Napa County could be seeing more mail-in ballots if an upcoming proposal is able to work its way through both county and state government.
On Tuesday, Napa County’s Legislative Subcommittee will consider a resolution urging the Legislature to allow counties the option of holding certain elections using only vote-by-mail ballots.
John Tuteur, the county’s registrar of voters, said that if the subcommittee approves the resolution — and its companion agenda item — the matter will come before the county’s Board of Supervisors on Jan. 25.
The resolution asks the Legislature to consider giving counties the right to hold some elections — including countywide and statewide special elections, recall elections and vacancy elections for both state and national office — without physical polling places.
Tuteur said that switching to an all-vote-by-mail system would result in an estimated 25 percent savings to the county’s general fund when compared to the current system, which consists of both vote-by-mail and polling place ballots.
In the case of statewide special elections, savings would be generated for the state, which reimburses counties for their statewide special election costs, Tuteur said.
The most recent statewide special election — on May 19, 2009 — cost the county more than $228,000, Tuteur said. Statewide, the election’s cost was more than $67 million.
While the state recently reimbursed Napa County for its full share of cost, the election would have been much cheaper if conducted using only mail-in ballots, Tuteur said.
If the resolution is approved by the board in late January, the focus would then shift to Sacramento, said Larry Florin, the county’s community and intergovernmental affairs director.
There, the county’s lobbyists would meet with Napa’s representatives — Assembly member Michael Allen and Senator Noreen Evans — to advocate on behalf of the county and ask them to support such legislation if it were introduced.

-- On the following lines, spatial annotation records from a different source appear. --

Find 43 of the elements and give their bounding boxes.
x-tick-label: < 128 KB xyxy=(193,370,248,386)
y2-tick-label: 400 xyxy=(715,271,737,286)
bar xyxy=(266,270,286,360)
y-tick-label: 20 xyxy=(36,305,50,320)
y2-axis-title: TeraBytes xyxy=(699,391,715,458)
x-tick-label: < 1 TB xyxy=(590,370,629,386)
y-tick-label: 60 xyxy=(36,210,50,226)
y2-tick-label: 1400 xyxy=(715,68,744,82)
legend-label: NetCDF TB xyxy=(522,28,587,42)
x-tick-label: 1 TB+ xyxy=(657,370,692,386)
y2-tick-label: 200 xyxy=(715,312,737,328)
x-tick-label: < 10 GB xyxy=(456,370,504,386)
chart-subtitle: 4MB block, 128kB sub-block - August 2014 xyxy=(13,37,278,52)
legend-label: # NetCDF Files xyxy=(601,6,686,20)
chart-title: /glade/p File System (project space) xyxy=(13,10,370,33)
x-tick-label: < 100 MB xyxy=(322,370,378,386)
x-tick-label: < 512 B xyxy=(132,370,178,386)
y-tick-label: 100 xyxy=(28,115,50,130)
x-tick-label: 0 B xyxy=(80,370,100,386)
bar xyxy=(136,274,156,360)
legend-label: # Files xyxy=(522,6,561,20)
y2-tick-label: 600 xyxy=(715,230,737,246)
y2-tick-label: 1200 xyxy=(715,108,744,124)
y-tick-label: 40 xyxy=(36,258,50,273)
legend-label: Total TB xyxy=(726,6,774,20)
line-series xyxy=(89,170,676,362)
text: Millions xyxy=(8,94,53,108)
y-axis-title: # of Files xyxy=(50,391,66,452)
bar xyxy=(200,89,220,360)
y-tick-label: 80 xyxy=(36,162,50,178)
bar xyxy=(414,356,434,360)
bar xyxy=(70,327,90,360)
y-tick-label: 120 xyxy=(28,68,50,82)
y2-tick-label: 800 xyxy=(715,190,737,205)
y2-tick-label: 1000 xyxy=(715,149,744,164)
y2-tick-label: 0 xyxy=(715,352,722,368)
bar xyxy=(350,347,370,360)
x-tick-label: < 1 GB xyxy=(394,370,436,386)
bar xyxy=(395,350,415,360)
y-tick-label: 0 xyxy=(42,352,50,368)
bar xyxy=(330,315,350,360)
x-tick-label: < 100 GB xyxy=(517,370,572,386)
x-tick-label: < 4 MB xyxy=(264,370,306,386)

Tuteur said that quick action on behalf of the Legislature could pay off almost immediately, as Gov. Jerry Brown has already announced that he will be asking voters to extend certain tax hikes during a special election in June.
While an exclusively vote-by-mail election would be new to California, prominent use of the mail-in system wouldn’t be unusual in Napa County.
Beginning with the 2008 presidential election, Tuteur began an aggressive campaign to maximize mail-in voters, calling upon a California state elections code that allows officials to require precincts of 250 people or less to vote by mail.
As a result, more than 70 percent of voters in Napa County cast their ballots by mail during the most recent election. More than 51 percent of Napa’s voters did so voluntarily.
In defense of the transition, Tuteur points out that by-mail voters consistently turn out in higher numbers than polling-place voters, and having fewer polling places leads to shorter lines and more efficient operations on the day of an election.
Tuteur also notes that Oregon has successfully transitioned to an all-vote-by-mail system for all elections, and almost all the counties in Washington have done the same.